Por siglos, el capitalismo ha mutado adaptándose a cada revolución técnica con la voracidad de un sistema que se nutre del trabajo, el deseo y el tiempo de los pueblos. Hoy, esa lógica alcanza un punto de inflexión: no solo trabajamos para consumir, sino que vivimos para generar datos. No vendemos ya nuestra fuerza de trabajo, sino que entregamos —gratis y con obediencia— los fragmentos más íntimos de nuestra existencia a plataformas que nos observan, predicen y moldean. Es la era del Tecnofeudalismo, como lo han llamado críticos contemporáneos como Cédric Durand, Shoshana Zuboff y Yannis Varoufakis.

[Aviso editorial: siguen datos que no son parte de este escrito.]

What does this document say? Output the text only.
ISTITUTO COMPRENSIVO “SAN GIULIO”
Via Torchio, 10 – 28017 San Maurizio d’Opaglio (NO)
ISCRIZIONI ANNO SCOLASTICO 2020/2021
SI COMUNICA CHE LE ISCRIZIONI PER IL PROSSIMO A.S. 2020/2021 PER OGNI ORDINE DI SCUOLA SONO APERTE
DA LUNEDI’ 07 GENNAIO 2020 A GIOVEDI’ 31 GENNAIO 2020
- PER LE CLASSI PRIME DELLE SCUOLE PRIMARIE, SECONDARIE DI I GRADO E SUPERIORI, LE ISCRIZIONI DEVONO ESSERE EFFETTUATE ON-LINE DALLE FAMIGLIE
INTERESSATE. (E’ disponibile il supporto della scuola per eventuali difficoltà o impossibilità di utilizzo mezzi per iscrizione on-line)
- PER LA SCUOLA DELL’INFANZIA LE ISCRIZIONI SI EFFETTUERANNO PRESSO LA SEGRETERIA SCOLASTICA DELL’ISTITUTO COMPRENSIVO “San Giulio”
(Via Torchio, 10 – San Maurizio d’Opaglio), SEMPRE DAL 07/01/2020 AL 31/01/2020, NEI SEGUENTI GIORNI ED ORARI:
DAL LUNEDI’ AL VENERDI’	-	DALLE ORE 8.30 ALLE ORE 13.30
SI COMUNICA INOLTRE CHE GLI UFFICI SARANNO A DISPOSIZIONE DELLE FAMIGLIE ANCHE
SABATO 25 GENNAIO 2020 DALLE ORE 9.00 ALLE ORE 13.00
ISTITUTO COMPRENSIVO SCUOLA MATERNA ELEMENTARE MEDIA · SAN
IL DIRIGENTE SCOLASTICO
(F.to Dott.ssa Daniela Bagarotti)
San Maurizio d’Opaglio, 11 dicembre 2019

Las grandes corporaciones tecnológicas —Google, Amazon, Meta, Apple— han dejado de ser simples agentes económicos. Hoy son estructuras de poder con capacidades que rivalizan con las de los Estados. No compiten en el mercado: lo administran. No venden productos: gobiernan entornos digitales que capturan nuestra atención, nuestro lenguaje, nuestras emociones y nuestras relaciones. Como en los viejos feudos medievales, imponen su ley sobre vastos territorios virtuales donde todo lo que ocurre deja huellas: datos que son explotados como oro líquido del siglo XXI.
Zuboff ha descrito este proceso como capitalismo de vigilancia: un orden en el que el comportamiento humano es la nueva mercancía. Pero más allá de esa categoría, se configura una relación de dominio mucho más profunda. No es solo vigilancia; es sujeción. El usuario no es libre: está atado a plataformas que dictan cómo se comunica, qué consume, a quién conoce, qué desea. En ese sentido, Varoufakis ha sido certero al hablar de una nueva aristocracia algorítmica. No se trata ya del mercado libre, sino de un régimen cerrado, donde los datos circulan en una sola dirección: de los usuarios hacia los señores digitales, que los procesan en cajas negras inaccesibles al escrutinio público.

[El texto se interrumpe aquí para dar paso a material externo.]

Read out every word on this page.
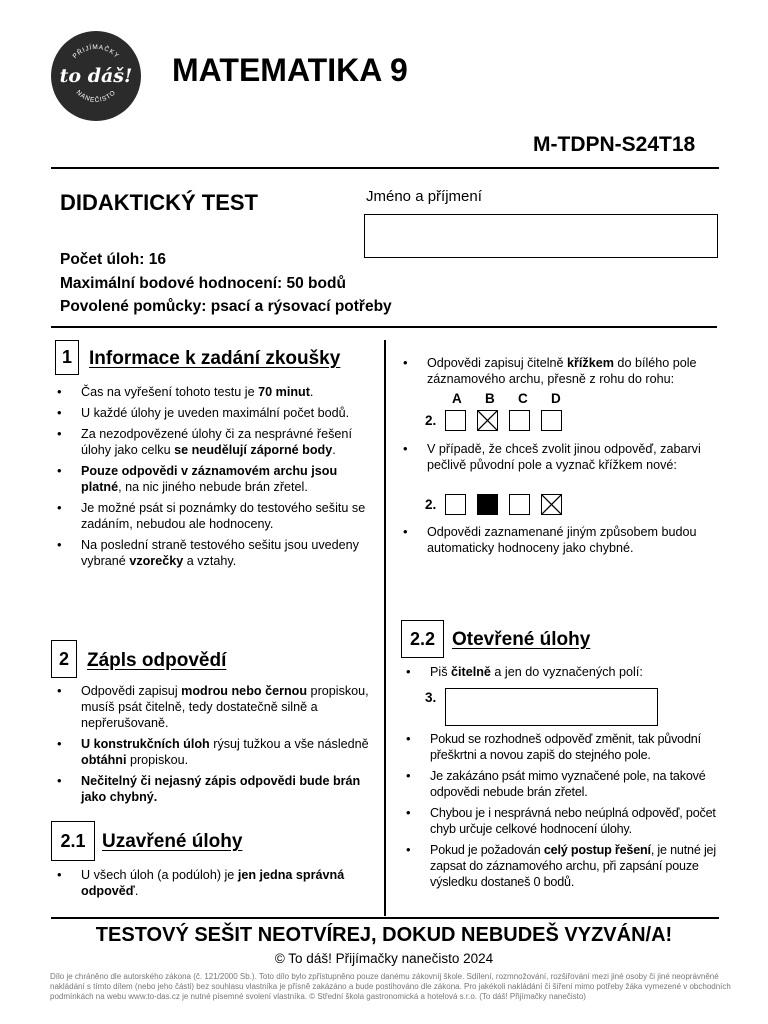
PŘIJÍMAČKY
to dáš!
NANEČISTO
MATEMATIKA 9
M-TDPN-S24T18
DIDAKTICKÝ TEST	Jméno a příjmení
Počet úloh: 16
Maximální bodové hodnocení: 50 bodů
Povolené pomůcky: psací a rýsovací potřeby
1 Informace k zadání zkoušky
• Čas na vyřešení tohoto testu je 70 minut.
• U každé úlohy je uveden maximální počet bodů.
• Za nezodpovězené úlohy či za nesprávné řešení úlohy jako celku se neudělují záporné body.
• Pouze odpovědi v záznamovém archu jsou platné, na nic jiného nebude brán zřetel.
• Je možné psát si poznámky do testového sešitu se zadáním, nebudou ale hodnoceny.
• Na poslední straně testového sešitu jsou uvedeny vybrané vzorečky a vztahy.
2 Zápls odpovědí
• Odpovědi zapisuj modrou nebo černou propiskou, musíš psát čitelně, tedy dostatečně silně a nepřerušovaně.
• U konstrukčních úloh rýsuj tužkou a vše následně obtáhni propiskou.
• Nečitelný či nejasný zápis odpovědi bude brán jako chybný.
2.1 Uzavřené úlohy
• U všech úloh (a podúloh) je jen jedna správná odpověď.
• Odpovědi zapisuj čitelně křížkem do bílého pole záznamového archu, přesně z rohu do rohu:
A	B	C	D
2.
• V případě, že chceš zvolit jinou odpověď, zabarvi pečlivě původní pole a vyznač křížkem nové:
2.
• Odpovědi zaznamenané jiným způsobem budou automaticky hodnoceny jako chybné.
2.2 Otevřené úlohy
• Piš čitelně a jen do vyznačených polí:
3.
• Pokud se rozhodneš odpověď změnit, tak původní přeškrtni a novou zapiš do stejného pole.
• Je zakázáno psát mimo vyznačené pole, na takové odpovědi nebude brán zřetel.
• Chybou je i nesprávná nebo neúplná odpověď, počet chyb určuje celkové hodnocení úlohy.
• Pokud je požadován celý postup řešení, je nutné jej zapsat do záznamového archu, při zapsání pouze výsledku dostaneš 0 bodů.
TESTOVÝ SEŠIT NEOTVÍREJ, DOKUD NEBUDEŠ VYZVÁN/A!
© To dáš! Přijímačky nanečisto 2024
Dílo je chráněno dle autorského zákona (č. 121/2000 Sb.). Toto dílo bylo zpřístupněno pouze danému zákovníj škole. Sdílení, rozmnožování, rozšiřování mezi jiné osoby či jiné neoprávněné nakládání s tímto dílem (nebo jeho části) bez souhlasu vlastníka je přísně zakázáno a bude postihováno dle zákona. Pro jakékoli nakládání či šíření mimo potřeby žáka vymezené v obchodních podmínkách na webu www.to-das.cz je nutné písemné svolení vlastníka. © Střední škola gastronomická a hotelová s.r.o. (To dáš! Přijímačky nanečisto)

Cédric Durand, por su parte, ha mostrado cómo este nuevo capitalismo se emancipa incluso de la lógica productiva. El valor ya no se genera en fábricas ni en campos, sino en la gestión centralizada de infraestructuras digitales que se apropian del conocimiento común. La plataforma se convierte en la nueva fábrica. Pero en vez de obreros, hay usuarios. Y en vez de salarios, hay gratificación instantánea y dependencia emocional.
Lo que estamos viviendo no es solo un cambio tecnológico: es una regresión histórica. Como en el feudalismo, se construyen cercos. No sobre la tierra, sino sobre la información. No sobre cuerpos, sino sobre conciencias. La servidumbre digital no se impone por la fuerza, sino por la adicción, la comodidad y el aislamiento. Nos vigilan no para castigarnos, sino para hacer que actuemos como se espera. Una nueva forma de obediencia ha nacido, más eficiente que cualquier represión: el consentimiento algorítmico.

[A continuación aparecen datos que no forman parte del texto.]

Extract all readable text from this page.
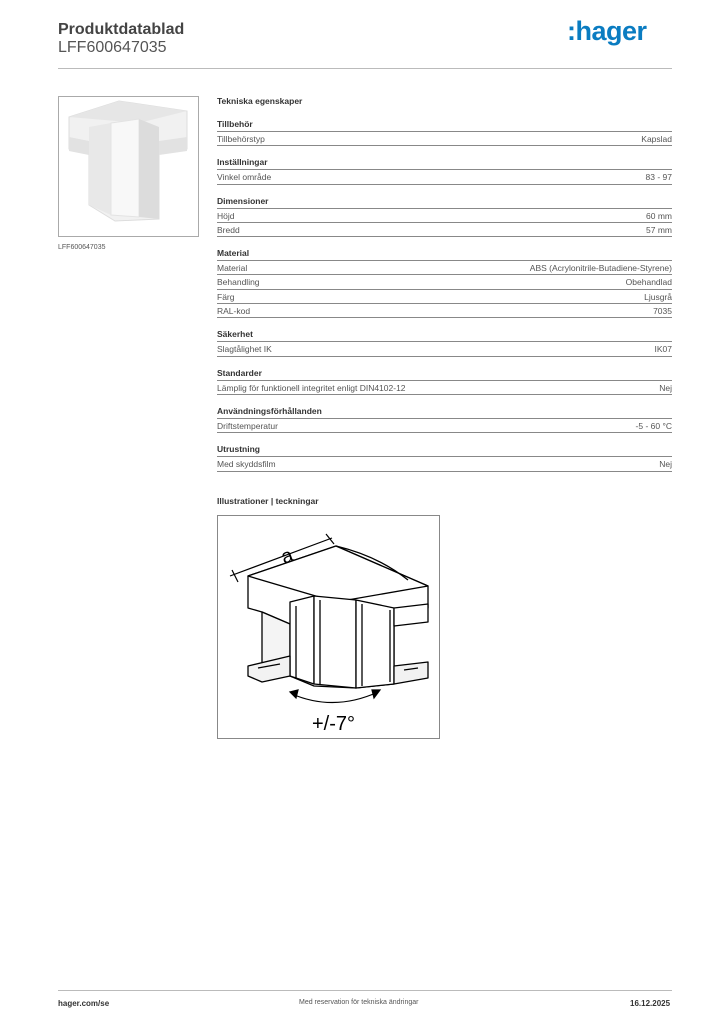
Produktdatablad
LFF600647035
:hager
LFF600647035
Tekniska egenskaper
Tillbehör
Tillbehörstyp	Kapslad
Inställningar
Vinkel område	83 - 97
Dimensioner
Höjd	60 mm
Bredd	57 mm
Material
Material	ABS (Acrylonitrile-Butadiene-Styrene)
Behandling	Obehandlad
Färg	Ljusgrå
RAL-kod	7035
Säkerhet
Slagtålighet IK	IK07
Standarder
Lämplig för funktionell integritet enligt DIN4102-12	Nej
Användningsförhållanden
Driftstemperatur	-5 - 60 °C
Utrustning
Med skyddsfilm	Nej
Illustrationer | teckningar
a
+/-7°
hager.com/se	Med reservation för tekniska ändringar	16.12.2025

Pero no todo está dicho. Como en todo momento histórico, el poder se enfrenta a su negación. Frente al avance del Tecnofeudalismo, urge una nueva politización de lo digital. Recuperar la soberanía sobre nuestros datos, reapropiarnos de las tecnologías, desmontar la mitología del progreso neoliberal. Las redes deben ser territorios comunes, no parcelas de explotación. La tecnología debe estar al servicio de la vida, no de la acumulación.
Este no es un debate técnico, sino político. No es una cuestión de innovación, sino de poder. Si no desafiamos hoy este nuevo orden, mañana seremos simples sombras en el panóptico digital. Y lo que se juega no es solo el futuro del trabajo o de la privacidad, sino la posibilidad misma de ser sujetos libres.